Dari Sensor Klinis Menjadi Perangkat Sehari-hari

Sejarah teknologi sensor konsumen selalu mengikuti pola yang sama. Sensor yang awalnya hanya digunakan di lingkungan klinis—mahal, rumit, dan tidak praktis untuk penggunaan sehari-hari—akhirnya disempurnakan untuk masuk ke perangkat yang lebih umum. Pada awalnya, teknologi ini sering dianggap sebagai hal yang niche atau bahkan mainan belaka. Namun, seiring waktu, adopsi meningkat, dan dalam satu atau dua siklus produk, teknologi tersebut menjadi bagian yang tak terpisahkan dari perangkat tersebut.
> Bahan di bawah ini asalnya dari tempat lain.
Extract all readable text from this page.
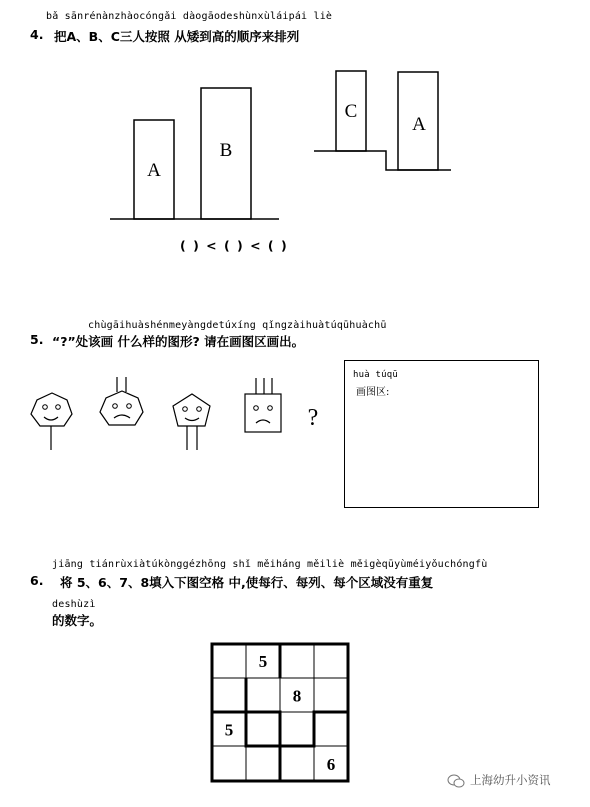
bǎ sānrénànzhàocóngǎi dàogāodeshùnxùláipái liè
4. 把A、B、C三人按照 从矮到高的顺序来排列
A
B
C
A
( ) < ( ) < ( )
chùgāihuàshénmeyàngdetúxíng qǐngzàihuàtúqūhuàchū
5. “?”处该画 什么样的图形? 请在画图区画出。
?
huà túqū
画图区:
jiāng tiánrùxiàtúkònggézhōng shǐ měiháng měiliè měigèqūyùméiyǒuchóngfù
6. 将 5、6、7、8填入下图空格 中,使每行、每列、每个区域没有重复
deshùzì
的数字。
5
8
5
6
上海幼升小资讯
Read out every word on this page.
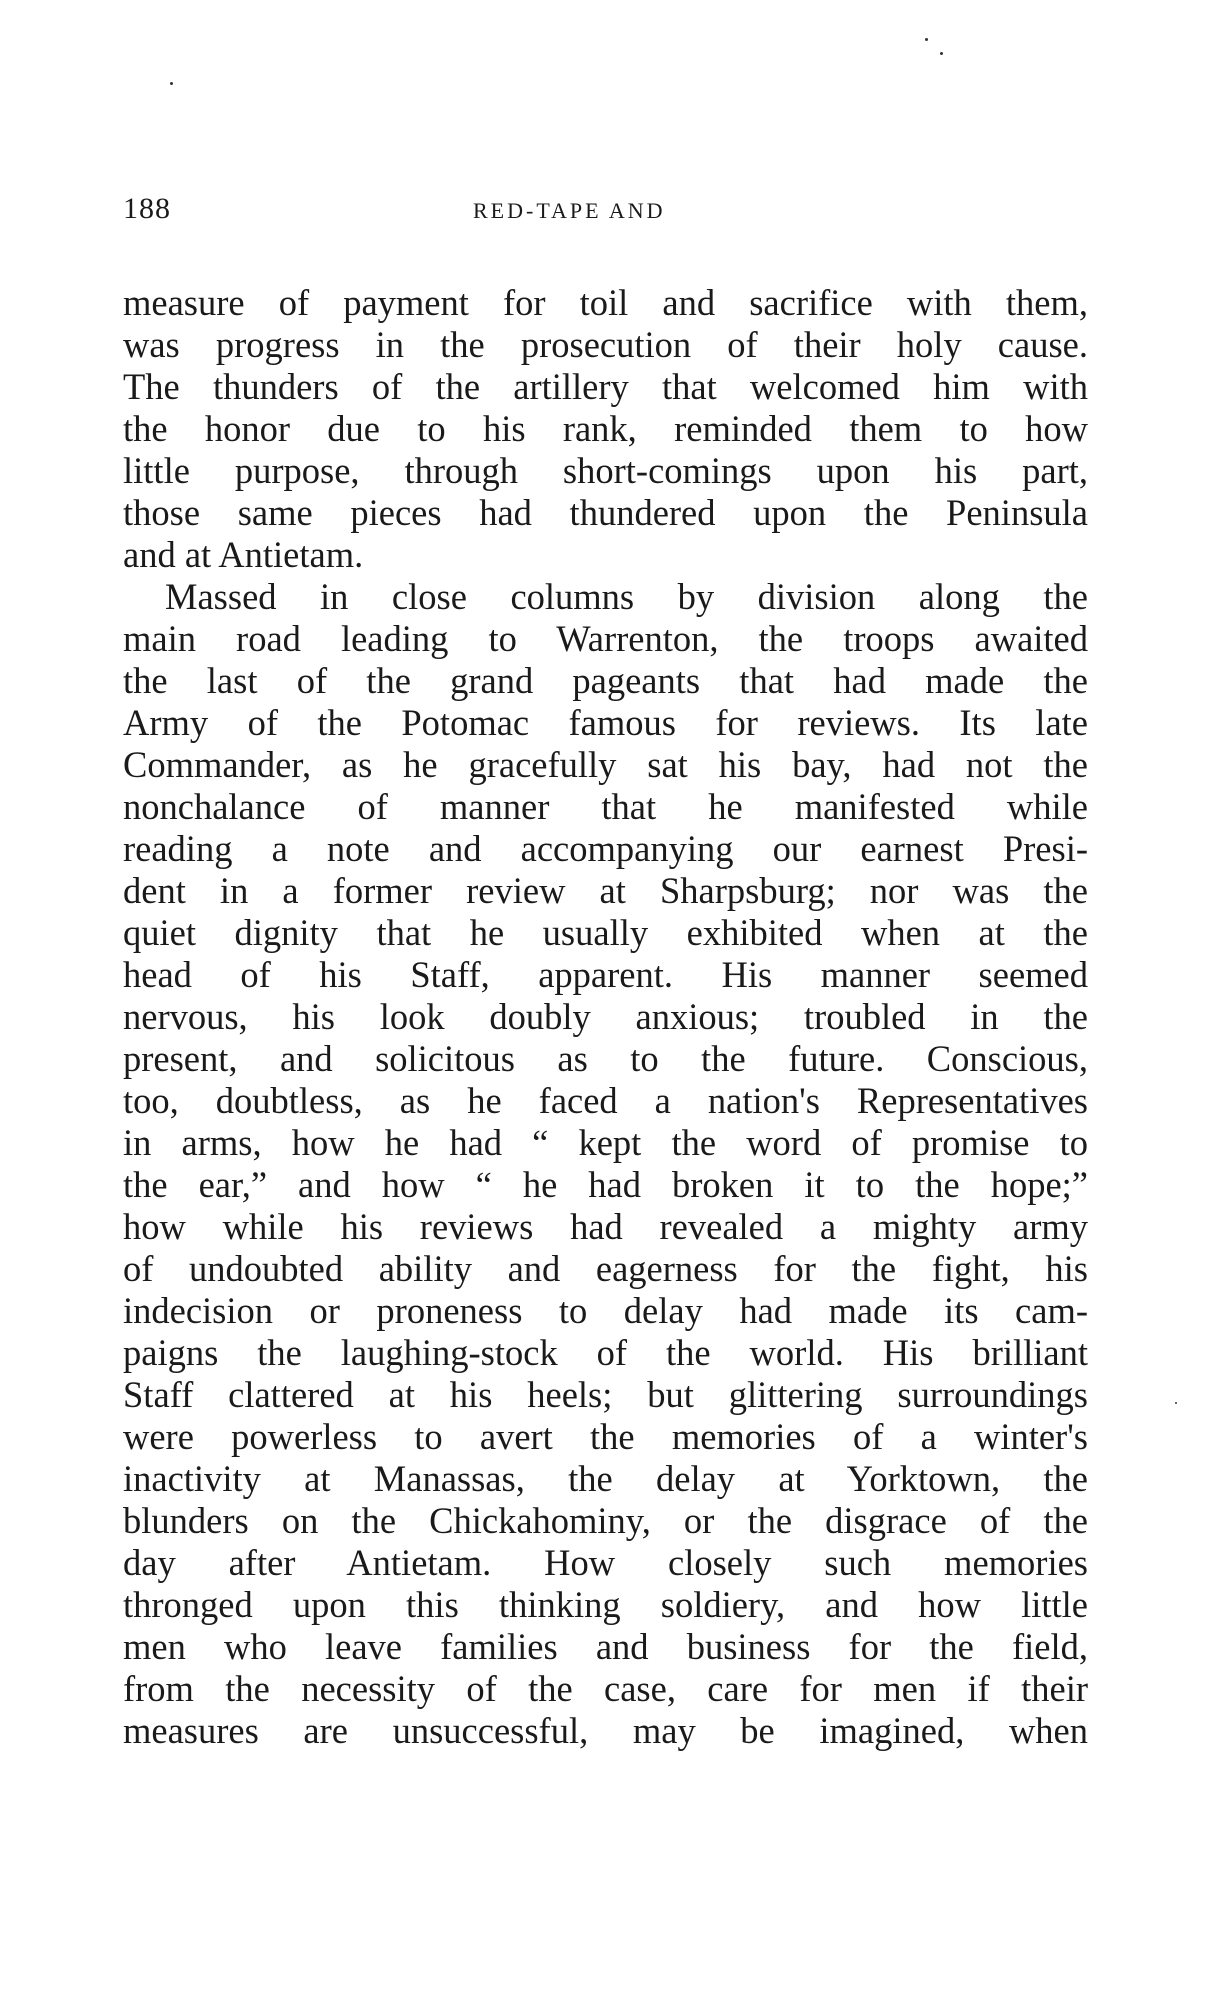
188	RED-TAPE AND
measure of payment for toil and sacrifice with them,
was progress in the prosecution of their holy cause.
The thunders of the artillery that welcomed him with
the honor due to his rank, reminded them to how
little purpose, through short-comings upon his part,
those same pieces had thundered upon the Peninsula
and at Antietam.
Massed in close columns by division along the
main road leading to Warrenton, the troops awaited
the last of the grand pageants that had made the
Army of the Potomac famous for reviews. Its late
Commander, as he gracefully sat his bay, had not the
nonchalance of manner that he manifested while
reading a note and accompanying our earnest Presi-
dent in a former review at Sharpsburg; nor was the
quiet dignity that he usually exhibited when at the
head of his Staff, apparent. His manner seemed
nervous, his look doubly anxious; troubled in the
present, and solicitous as to the future. Conscious,
too, doubtless, as he faced a nation's Representatives
in arms, how he had “ kept the word of promise to
the ear,” and how “ he had broken it to the hope;”
how while his reviews had revealed a mighty army
of undoubted ability and eagerness for the fight, his
indecision or proneness to delay had made its cam-
paigns the laughing-stock of the world. His brilliant
Staff clattered at his heels; but glittering surroundings
were powerless to avert the memories of a winter's
inactivity at Manassas, the delay at Yorktown, the
blunders on the Chickahominy, or the disgrace of the
day after Antietam. How closely such memories
thronged upon this thinking soldiery, and how little
men who leave families and business for the field,
from the necessity of the case, care for men if their
measures are unsuccessful, may be imagined, when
Ketika tahap ini tercapai, terlihat jelas siapa yang merencanakan integrasi teknologi sejak awal dan siapa yang hanya menambalnya secara terlambat. Pasar biasanya tidak menunggu teknologi baru, melainkan menunggu validasi dari para pemimpin industri. Begitu sinyal itu datang, kategori teknologi tersebut sudah terdefinisi, dan para pemimpin sudah jauh di depan.

Contoh Nyata: Sensor Detak Jantung

Sensor detak jantung adalah contoh klasik dari pola ini. Elektrokardiografi (EKG) telah ada sejak awal 1900-an. Selama beberapa dekade, data detak jantung yang berkelanjutan hanya mungkin didapatkan melalui perangkat klinis atau setidaknya menggunakan tali dada yang terasa tidak nyaman saat digunakan untuk berlari. Baru pada tahun 1977, Polar meluncurkan monitor detak jantung nirkabel pertama, yang awalnya ditujukan untuk atlet lintas alam Finlandia, bukan untuk pengguna umum.

Selama bertahun-tahun, data detak jantung tetap terbatas pada lingkungan medis atau perangkat yang terlalu rumit untuk digunakan sehari-hari. Baru setelah Fitbit memasukkannya ke dalam gelang sederhana dan Apple mengintegrasikannya ke dalam jam tangan, teknologi ini menjadi bagian yang diharapkan dari perangkat kebugaran. Saat ini, hampir mustahil membayangkan perangkat kebugaran tanpa sensor detak jantung. Yang dulunya teknologi khusus kini menjadi standar yang tak terpisahkan.

Konsumen Tidak Selalu Meminta Perubahan

Yang mudah dilupakan adalah konsumen tidak selalu meminta perubahan ini. Apple dan perusahaan lain justru membentuk ekspektasi pasar sebelum mayoritas pengguna memahami manfaatnya. Setelah teknologi itu ada, menjadi tidak terpikirkan lagi untuk meluncurkan perangkat tanpa fitur tersebut.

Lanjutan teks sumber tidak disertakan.